The stadtholder dies suddenly, however, and the States are now embarrassed by Cromwell taking the idea too seriously. The English propose the joint conquest of all remaining Spanish and Portuguese possessions. England would take America and the Dutch would take Africa and Asia. But the Dutch have just ended their war with Spain and already taken over most Portuguese colonies in Asia, so they see little advantage in this grandiose scheme and propose a free trade agreement as an alternative to a full political union. This again is unacceptable to the British, who would be unable to compete on such a level playing field, and is seen by them as a deliberate affront.

The Act bans foreign ships from transporting goods from outside Europe to England or its colonies, and bans third-party countries’ ships from transporting goods from a country elsewhere in Europe to England. These rules specifically target the Dutch, who control much of Europe’s international trade and even much of England’s coastal shipping. It excludes the Dutch from essentially all trade with England, as the Dutch economy is competitive with, not complementary to the English, and the two countries therefore exchange few commodities. This Anglo-Dutch trade, however, constitutes only a small fraction of total Dutch trade flows.

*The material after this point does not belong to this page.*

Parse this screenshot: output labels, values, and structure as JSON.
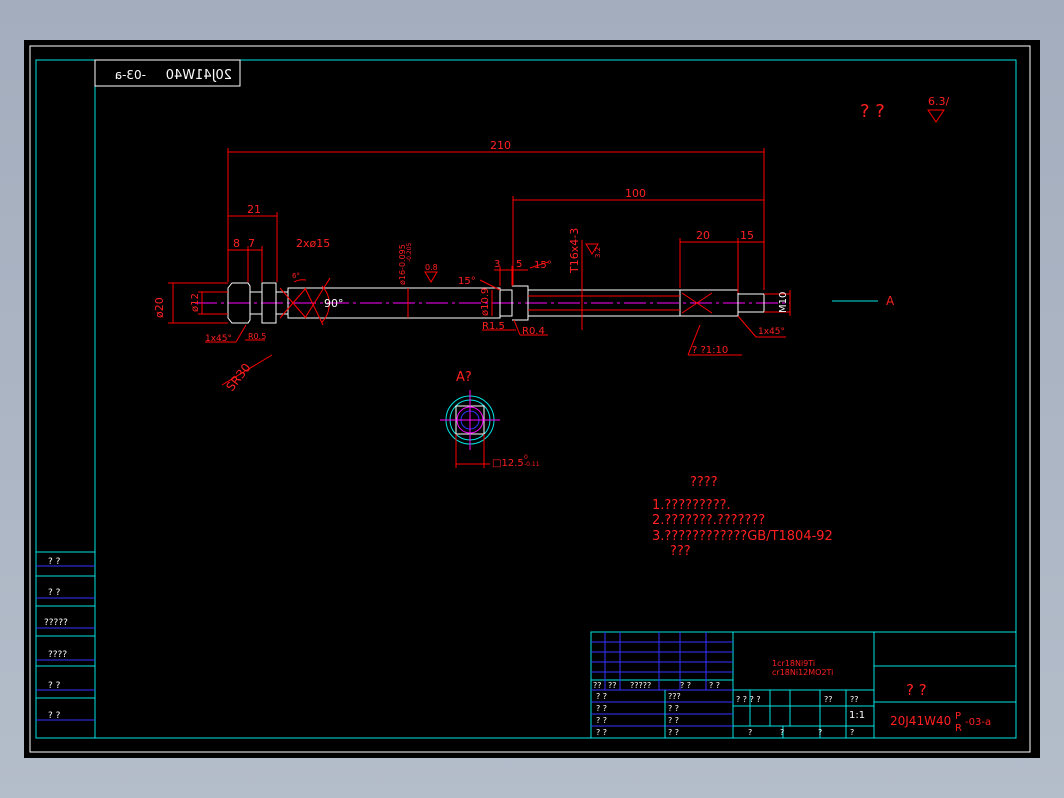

The Act is often mentioned as a major cause of the First Anglo-Dutch War, though it is only part of a larger British policy to engage in war after the negotiations have failed. The English naval victories in 1653 (the Battle of Portland, the Battle of the Gabbard and the Battle of Scheveningen) show the supremacy of the Commonwealth navy in home waters. However, farther afield the Dutch predominate and are able to close down English commerce in the Baltic and the Mediterranean. Both countries hold each other in a stifling embrace.

The Treaty of Westminster (1654) ends the impasse. The Dutch fail to have the Act repealed or amended, but it seems to have had relatively little influence on their trade. The Act offers England only limited solace. It cannot limit the deterioration of England’s overseas trading position, except in the cases where England herself is the principal consumer, such as the Canary Islands wine trade and the trade in Puglian olive oil. In the trade with the West Indies, the Dutch keep up a flourishing “smuggling” trade, thanks to the preference of English planters for Dutch import goods and the better deal the Dutch offer in the sugar trade. The Dutch colony of New Netherland offers a loophole through intercolonial trade wide enough to drive a shipload of Virginia tobacco through.

The 1651 Act, like other laws of the Commonwealth period, is declared void on the Restoration of Charles II of England, having been passed by “usurping powers.” Parliament therefore passes new legislation. This is generally referred to as the “Navigation Acts,” and, with some amendments, remains in force for nearly two centuries.